One of the most widely known tools in the HDP toolbox is called Apache Hive. This tool excels at integrating different types of data and allowing them to be queried as one, spreading out the computational cost of the query on as many machines as we can get our hands on. We’re planning on using this for most of our ad-hoc analysis and some batch jobs. Because it is easy to extend with custom logic, we can program Open Energi analytics straight into it. For example, we can call into our Python code which contains functions we may want to evaluate over various pieces of data, without worrying about how that data is stored or whether it is even coming from a single source. Because we deal with a lot of timeseries data we also need to perform resampling operations on a regular basis – these can be painful in regular query languages such as SQL but Hive’s extensibility makes it a breeze.
For our low-latency applications, Hortonworks package a piece of software called Apache Storm. This software is designed to run an entire graph of computations on a live stream of data, adding reliability in case parts of the graph fail. For example, when a device sends us a power reading, we can correlate it with Dynamic Demand state, train machine learning models and update a cache powering a live dashboard – all without leaving Storm.
Hortonworks take security very seriously and so do we. HDP comes with tools such as Apache Knox and Apache Ranger that deal with questions of who should have access to which piece of data. Even though enterprise-grade security is a relatively new concept in the world of Big Data, HDP has fully caught up and the core systems now support transparently encrypting data in movement and at rest, with central management in Ranger allowing us to effortlessly define security policies that comply with our business requirements and the high standards that are expected of us.
For future use, we’re excited about Apache Kylin, a brand new piece of software originally created by eBay. While not yet part of HDP, it is built on the same software ecosystem and can easily be integrated. Kylin allows for a different type of data modelling using metrics (or KPIs) and dimensions (eg. “client”, “date” or “type of load”). Roughly speaking, the engine stores pre-computed aggregates of the metrics over the space spanned by the various dimensions.
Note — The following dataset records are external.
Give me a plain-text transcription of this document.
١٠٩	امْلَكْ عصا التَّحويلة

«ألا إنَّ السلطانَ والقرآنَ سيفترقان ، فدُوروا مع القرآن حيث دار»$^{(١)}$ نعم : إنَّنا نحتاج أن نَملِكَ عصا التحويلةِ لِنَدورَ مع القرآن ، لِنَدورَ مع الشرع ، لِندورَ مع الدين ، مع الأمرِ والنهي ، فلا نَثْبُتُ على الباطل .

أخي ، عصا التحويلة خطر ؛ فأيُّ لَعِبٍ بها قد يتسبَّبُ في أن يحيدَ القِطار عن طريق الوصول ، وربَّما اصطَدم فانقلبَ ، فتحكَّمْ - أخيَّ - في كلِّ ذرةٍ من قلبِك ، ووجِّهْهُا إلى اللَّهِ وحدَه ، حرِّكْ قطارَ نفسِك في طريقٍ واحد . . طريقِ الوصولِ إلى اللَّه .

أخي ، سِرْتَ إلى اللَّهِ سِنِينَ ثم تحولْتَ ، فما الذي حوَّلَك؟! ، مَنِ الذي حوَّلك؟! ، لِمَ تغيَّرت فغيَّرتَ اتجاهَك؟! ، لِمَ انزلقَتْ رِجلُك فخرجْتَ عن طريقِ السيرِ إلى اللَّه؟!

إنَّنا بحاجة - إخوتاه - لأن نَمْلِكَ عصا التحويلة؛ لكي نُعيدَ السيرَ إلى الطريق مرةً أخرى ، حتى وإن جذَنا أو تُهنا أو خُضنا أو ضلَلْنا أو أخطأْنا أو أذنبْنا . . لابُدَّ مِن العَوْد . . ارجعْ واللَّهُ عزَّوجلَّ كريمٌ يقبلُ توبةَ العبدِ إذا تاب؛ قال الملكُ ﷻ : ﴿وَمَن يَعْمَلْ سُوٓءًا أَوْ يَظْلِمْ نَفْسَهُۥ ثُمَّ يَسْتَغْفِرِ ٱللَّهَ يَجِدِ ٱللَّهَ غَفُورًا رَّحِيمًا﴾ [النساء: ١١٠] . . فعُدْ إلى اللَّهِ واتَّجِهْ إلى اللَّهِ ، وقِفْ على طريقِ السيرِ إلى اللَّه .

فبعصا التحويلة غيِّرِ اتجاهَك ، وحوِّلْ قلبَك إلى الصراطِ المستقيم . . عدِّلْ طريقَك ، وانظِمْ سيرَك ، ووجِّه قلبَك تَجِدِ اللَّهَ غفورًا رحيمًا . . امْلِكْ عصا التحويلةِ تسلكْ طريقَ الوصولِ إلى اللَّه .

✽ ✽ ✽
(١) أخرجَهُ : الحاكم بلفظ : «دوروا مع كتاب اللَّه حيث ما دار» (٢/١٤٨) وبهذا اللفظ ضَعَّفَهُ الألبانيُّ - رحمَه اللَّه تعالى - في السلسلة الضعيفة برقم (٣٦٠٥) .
For example, suppose a metric is “power consumption” while the dimensions of interest are “time” and “asset type”. Kylin could return answers almost immediately to questions such as “what was the mean power consumption last month for all assets of type ‘bitumen tank’?” At Open Energi we have many KPIs we want to keep track of and drill into – this is something Kylin should be excellent at managing for us.
Finally, we’re looking into Hortonworks’ new product called Hortonworks DataFlow (HDF). Originally created by the NSA, then integrated into the Apache Foundation’s portfolio under the name Apache Nifi, this project does what it says on the tin: it helps create and manage flows of data. It solves many technical problems, such as what to do when one component in the dataflow can’t keep up with the volumes of data it’s receiving, or how to prioritise which data to send at a given time. While our bespoke systems already solve many of these issues, HDF can do more, such as querying data that lives on individual devices without them ever having to send the raw data back. We’re always looking for ways to get more out of ephemeral data that lives on assets in the field but never gets sent back to our database, so we’re looking forward to trying this out.